The four little words that have really caused me pain this month (along with plenty of other people who don’t spend their day flicking their lips with their index finger, I’m sure) are the words ‘Noel Fielding’s Luxury Comedy’. Now, if for some reason you are unaware of Mr. Fielding’s body of work then I envy you with the same yearning sadness that I envy anyone who’s never heard Rolf Harris singing ‘I Touch Myself’ by The Divinyls on Youtube (seriously don’t do it…).

Now that you’ve all searched for that on Youtube (those scars will never heal by the way, sorry about that), I can explain that not since Horne And Corden was aired three years have the schedules groaned under the weight of such a self indulgent, egotistical, star-wank as Noel Fielding’s Luxury Comedy.

If you didn’t enjoy the amiably surreal Mighty Boosh then this latest offering from the long haired one clearly isn’t for you. But to be honest, it’s hard to imagine who it could possibly be aimed at other than Fielding himself. Not only are the sketches so bizarre and unfocused as to appear as little else than an exercise in masturbatory writing, but for a show with the word ‘comedy’ in the title they’re startlingly unfunny, labouring under the (false) assumption that weirdness is a substitute for actual humour. It’s not hard to imagine Fielding shaking his head to one side and using whichever ideas fell out of his ear-hole and made it past the ironed-hair curtain before being patted on the back by E4.

Unfortunately for the 99.99999% of the British population whose post isn’t addressed to Mr. N. Fielding, a second series has already been commissioned by E4, and I assure you that this is no laughing matter.

Elsewhere (or Sky1 to be more specific), the superbly cast Mad Dogs made a welcome return to the small screen. Featuring some of the best and most compelling of our small screen talent as ageing school friends Baxter, Woody, Rick and Quinn (John Simm, Marc Warren, Max Beesley and Philip Glenister), Mad Dogs arrived last year in a whirlwind of sand, sun, drugs dismemberment and midget murderers wearing Tony Blair masks.

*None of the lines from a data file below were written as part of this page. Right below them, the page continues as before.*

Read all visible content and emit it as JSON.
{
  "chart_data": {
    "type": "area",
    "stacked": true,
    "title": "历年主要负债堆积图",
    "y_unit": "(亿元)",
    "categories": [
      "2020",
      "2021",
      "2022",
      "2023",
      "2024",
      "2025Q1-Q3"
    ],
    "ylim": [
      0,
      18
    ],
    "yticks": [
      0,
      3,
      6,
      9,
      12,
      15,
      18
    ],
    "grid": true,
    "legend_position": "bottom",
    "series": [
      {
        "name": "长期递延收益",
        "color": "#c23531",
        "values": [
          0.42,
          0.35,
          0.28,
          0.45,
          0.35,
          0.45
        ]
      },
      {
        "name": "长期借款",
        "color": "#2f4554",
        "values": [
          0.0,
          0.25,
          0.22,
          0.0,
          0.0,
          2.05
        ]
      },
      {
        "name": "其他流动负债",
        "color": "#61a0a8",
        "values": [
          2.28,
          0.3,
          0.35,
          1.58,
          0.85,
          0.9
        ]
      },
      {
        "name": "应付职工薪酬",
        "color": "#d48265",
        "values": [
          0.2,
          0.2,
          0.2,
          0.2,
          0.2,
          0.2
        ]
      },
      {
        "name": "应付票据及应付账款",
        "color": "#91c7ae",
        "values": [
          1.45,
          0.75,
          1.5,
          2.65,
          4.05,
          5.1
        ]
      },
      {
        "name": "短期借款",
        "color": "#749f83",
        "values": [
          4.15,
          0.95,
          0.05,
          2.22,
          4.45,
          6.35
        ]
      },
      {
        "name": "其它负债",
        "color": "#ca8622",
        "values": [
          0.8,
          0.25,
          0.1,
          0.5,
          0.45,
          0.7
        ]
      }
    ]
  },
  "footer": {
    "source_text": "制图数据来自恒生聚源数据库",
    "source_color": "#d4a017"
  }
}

To be brutally honest, a second season of Mad Dogs wasn’t really needed; it worked fine as a self contained series and ended on a nicely suggestive note. That aside though, it is good to see the four unlucky friends back and bickering. Series two however, was played as more of a straight black-comedy thriller, missing the more absurd set pieces that escalated the story through series one. That’s not to say that series two was bad, far from it, but with a third series already filming, it’s plain to see that Mad Dogs has had it’s eyes set more firmly on the wider story this time around. It’s just a shame that we’ll have to wait another year to see just how much more unlucky Baxter, Quinn, Rick and Woody can be.